In Exadata, the diskmon is responsible for

  • Handling of storage cell failures and I/O fencing
  • Monitoring of Exadata Server state on all storage cells in the cluster (heartbeat)
  • Broadcasting intra database IORM (I/O Resource Manager) plans from databases to storage cells
  • Monitoring or the control messages from database and ASM instances to storage cells
  • Communicating with other diskmons in the cluster

ACFS

The ACFS (ASM Cluster File System) is supported in Exadata environments staring with ASM version 12.1.0.2. Alternatives to the ACFS are the DBFS (Database based File System) and the NFS (Network File System).
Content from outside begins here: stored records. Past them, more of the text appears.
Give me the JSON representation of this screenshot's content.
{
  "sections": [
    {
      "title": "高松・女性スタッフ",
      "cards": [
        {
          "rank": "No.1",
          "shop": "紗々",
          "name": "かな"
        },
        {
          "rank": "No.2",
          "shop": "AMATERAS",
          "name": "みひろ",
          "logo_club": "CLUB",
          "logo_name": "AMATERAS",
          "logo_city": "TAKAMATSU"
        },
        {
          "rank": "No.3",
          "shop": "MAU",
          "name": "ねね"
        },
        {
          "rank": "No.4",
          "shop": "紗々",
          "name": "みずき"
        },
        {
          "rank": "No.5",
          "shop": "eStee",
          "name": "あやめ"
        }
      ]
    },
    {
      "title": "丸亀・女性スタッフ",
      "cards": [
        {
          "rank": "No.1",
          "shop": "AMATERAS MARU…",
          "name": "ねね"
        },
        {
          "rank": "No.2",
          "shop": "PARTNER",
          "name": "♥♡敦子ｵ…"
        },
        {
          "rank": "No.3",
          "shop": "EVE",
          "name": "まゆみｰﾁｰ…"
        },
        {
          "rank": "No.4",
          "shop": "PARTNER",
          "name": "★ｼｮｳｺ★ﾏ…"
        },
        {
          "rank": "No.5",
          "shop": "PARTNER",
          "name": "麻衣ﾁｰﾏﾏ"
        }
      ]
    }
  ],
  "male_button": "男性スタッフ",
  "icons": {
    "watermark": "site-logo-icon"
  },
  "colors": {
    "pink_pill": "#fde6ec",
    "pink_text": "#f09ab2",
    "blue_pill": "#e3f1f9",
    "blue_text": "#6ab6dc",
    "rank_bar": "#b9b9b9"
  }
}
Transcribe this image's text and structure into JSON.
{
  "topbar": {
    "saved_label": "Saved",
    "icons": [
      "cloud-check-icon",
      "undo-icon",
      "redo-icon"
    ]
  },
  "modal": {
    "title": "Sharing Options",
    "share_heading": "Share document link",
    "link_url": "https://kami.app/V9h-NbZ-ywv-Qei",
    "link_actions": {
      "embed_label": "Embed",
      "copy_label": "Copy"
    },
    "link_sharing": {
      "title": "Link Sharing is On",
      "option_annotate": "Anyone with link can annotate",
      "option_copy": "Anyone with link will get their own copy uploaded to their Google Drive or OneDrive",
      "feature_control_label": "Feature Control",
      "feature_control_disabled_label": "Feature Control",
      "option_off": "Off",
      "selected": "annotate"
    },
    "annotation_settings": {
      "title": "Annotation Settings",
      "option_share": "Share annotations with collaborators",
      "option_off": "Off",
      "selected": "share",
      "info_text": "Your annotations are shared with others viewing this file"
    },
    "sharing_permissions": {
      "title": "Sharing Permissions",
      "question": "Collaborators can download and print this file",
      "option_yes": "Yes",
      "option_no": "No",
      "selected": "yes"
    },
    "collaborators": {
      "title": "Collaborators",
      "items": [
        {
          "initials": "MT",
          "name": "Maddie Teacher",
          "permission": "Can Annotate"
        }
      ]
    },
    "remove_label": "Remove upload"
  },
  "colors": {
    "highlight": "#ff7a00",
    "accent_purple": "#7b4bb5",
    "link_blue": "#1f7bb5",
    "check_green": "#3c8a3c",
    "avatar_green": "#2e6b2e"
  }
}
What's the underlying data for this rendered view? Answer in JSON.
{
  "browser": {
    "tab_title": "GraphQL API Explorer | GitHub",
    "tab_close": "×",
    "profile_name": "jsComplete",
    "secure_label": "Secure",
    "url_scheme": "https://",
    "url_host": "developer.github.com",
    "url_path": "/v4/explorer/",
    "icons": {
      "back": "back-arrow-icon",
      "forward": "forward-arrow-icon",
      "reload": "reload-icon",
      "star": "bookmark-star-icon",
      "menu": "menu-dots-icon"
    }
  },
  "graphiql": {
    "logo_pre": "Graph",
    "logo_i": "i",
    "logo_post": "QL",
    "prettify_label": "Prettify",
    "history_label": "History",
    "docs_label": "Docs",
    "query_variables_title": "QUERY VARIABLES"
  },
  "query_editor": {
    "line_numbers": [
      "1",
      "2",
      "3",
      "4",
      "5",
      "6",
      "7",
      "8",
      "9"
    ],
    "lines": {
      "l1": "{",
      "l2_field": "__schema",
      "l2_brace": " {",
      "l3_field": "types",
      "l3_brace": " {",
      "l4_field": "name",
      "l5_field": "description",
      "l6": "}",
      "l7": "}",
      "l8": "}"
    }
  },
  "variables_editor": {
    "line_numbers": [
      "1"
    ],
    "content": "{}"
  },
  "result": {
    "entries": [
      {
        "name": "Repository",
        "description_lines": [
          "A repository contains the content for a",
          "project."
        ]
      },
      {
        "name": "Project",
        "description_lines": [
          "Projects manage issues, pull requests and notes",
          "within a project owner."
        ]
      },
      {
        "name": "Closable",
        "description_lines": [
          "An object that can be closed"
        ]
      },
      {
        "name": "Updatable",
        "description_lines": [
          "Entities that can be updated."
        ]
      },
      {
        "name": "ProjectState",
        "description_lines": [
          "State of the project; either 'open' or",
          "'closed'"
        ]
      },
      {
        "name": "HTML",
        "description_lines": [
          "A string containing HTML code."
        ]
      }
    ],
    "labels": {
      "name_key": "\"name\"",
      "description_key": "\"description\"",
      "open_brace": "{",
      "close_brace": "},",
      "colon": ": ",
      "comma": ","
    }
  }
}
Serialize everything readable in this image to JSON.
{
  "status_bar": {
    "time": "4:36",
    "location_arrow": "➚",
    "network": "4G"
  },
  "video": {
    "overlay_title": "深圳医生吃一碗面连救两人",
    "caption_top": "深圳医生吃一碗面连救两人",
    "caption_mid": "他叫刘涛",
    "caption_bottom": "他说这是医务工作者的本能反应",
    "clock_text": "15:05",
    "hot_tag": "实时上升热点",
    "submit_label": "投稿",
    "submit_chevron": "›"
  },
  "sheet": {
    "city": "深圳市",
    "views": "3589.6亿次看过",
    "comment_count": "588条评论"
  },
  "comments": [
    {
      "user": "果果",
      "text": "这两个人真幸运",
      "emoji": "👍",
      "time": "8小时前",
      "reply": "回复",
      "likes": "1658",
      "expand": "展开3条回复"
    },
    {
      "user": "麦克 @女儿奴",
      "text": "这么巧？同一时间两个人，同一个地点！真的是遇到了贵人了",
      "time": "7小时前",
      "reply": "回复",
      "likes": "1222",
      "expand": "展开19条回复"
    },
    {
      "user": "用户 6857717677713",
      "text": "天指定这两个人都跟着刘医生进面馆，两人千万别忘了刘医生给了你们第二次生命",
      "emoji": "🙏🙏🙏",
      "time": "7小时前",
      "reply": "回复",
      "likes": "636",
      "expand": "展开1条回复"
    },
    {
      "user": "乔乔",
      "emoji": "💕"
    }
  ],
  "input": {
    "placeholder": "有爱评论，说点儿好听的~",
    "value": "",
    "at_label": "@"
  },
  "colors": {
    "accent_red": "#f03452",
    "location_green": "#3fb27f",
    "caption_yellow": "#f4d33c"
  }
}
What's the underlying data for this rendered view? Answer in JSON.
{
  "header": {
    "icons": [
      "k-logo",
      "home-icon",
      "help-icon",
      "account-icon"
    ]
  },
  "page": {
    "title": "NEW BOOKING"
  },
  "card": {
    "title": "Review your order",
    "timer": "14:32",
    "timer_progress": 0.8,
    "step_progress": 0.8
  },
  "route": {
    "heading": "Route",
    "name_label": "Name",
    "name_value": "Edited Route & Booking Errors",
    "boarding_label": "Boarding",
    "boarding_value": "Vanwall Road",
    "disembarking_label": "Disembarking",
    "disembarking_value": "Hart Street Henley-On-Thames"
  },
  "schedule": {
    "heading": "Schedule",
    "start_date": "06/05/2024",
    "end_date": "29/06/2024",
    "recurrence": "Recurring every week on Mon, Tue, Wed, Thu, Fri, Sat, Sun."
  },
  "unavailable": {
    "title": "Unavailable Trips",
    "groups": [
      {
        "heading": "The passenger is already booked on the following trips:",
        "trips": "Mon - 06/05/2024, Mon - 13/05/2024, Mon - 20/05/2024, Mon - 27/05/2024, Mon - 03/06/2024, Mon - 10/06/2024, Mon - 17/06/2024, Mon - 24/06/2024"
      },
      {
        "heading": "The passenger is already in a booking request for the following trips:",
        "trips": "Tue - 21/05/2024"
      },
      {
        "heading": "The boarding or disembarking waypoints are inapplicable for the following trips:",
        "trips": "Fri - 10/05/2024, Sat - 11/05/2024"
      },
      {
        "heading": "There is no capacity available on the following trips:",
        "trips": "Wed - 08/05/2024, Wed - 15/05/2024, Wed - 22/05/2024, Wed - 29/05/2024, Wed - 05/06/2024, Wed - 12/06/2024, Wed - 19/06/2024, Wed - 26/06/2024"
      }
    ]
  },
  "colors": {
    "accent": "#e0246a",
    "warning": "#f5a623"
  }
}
Many Exadata customers have an Oracle ZFS Appliance that can provide a high performance, InfiniBand connected, NFS storage.

Conclusion

There are quite a few extra features and differences in ASM compared to non-Exadata environments. Most of them are about storage cells and grid disks, and some are about tuning ASM for the extreme Exadata performance.